CONTRIBUTIONS TO NEWSPAPERS AND MAGAZINES


[Boston Herald, May 5, 1900]

A Word in Defence

I EVEN hope that those who are kind enough to speak well of me may do so honestly and not too earnestly, and this seldom, until mankind learn more of my meaning and can speak justly of my living.


[Boston Globe, November 29, 1900]

Christian Science Thanks

On the threshold of the twentieth century, will you please send through the Globe to the people of New England, which is the birthplace of Thanksgiving Day, a sentiment on what the last Thanksgiving Day of the nineteenth century should signify to all mankind?

MRS. EDDY'S RESPONSE

New England's last Thanksgiving Day of this century signifies to the minds of men the Bible better understood and Truth and Love made more practical; the First Commandment of the Decalogue more imperative, and “Love thy neighbor as thyself” more possible and pleasurable.

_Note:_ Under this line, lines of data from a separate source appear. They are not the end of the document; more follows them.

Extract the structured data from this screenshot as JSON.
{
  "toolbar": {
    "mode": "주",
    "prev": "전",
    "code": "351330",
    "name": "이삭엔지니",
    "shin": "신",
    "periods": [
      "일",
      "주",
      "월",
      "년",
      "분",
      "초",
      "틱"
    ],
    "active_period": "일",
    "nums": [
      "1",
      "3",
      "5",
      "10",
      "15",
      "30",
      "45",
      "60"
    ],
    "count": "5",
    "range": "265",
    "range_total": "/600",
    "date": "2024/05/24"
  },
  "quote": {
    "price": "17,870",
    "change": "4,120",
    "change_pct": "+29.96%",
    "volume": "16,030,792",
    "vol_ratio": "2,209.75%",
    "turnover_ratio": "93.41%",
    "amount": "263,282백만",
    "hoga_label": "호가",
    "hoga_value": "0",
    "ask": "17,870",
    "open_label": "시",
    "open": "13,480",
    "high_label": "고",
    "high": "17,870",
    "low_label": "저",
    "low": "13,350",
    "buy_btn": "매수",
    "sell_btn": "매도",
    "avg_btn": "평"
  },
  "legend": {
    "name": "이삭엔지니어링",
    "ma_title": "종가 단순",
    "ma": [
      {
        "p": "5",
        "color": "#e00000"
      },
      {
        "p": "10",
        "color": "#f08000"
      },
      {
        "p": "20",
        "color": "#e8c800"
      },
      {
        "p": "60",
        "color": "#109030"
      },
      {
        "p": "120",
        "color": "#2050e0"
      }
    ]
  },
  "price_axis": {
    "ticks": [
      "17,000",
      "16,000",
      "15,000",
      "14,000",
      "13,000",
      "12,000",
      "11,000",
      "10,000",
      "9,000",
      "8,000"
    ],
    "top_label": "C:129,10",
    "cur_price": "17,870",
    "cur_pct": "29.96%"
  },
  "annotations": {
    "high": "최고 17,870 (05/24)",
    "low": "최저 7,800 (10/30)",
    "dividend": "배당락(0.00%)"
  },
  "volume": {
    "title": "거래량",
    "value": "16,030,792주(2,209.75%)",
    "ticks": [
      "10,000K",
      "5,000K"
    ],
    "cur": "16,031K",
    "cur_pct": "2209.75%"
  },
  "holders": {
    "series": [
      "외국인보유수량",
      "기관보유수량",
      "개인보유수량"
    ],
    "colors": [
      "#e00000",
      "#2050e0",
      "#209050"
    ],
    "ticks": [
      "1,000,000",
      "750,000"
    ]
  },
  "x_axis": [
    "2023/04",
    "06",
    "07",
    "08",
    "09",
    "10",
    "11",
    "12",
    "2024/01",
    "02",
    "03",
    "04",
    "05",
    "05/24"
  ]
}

It signifies that love, unselfed, knocks more loudly than ever before at the heart of humanity and that it finds admittance; that revelation, spiritual voice and vision, are less subordinate to material sight and sound and more apparent to reason; that evil flourishes less, invests less in trusts, loses capital, and is bought at par value; that the Christ-spirit will cleanse the earth of human gore; that civilization, peace between nations, and the brotherhood of man should be established, and justice plead not vainly in behalf of the sacred rights of individuals, peoples, and nations.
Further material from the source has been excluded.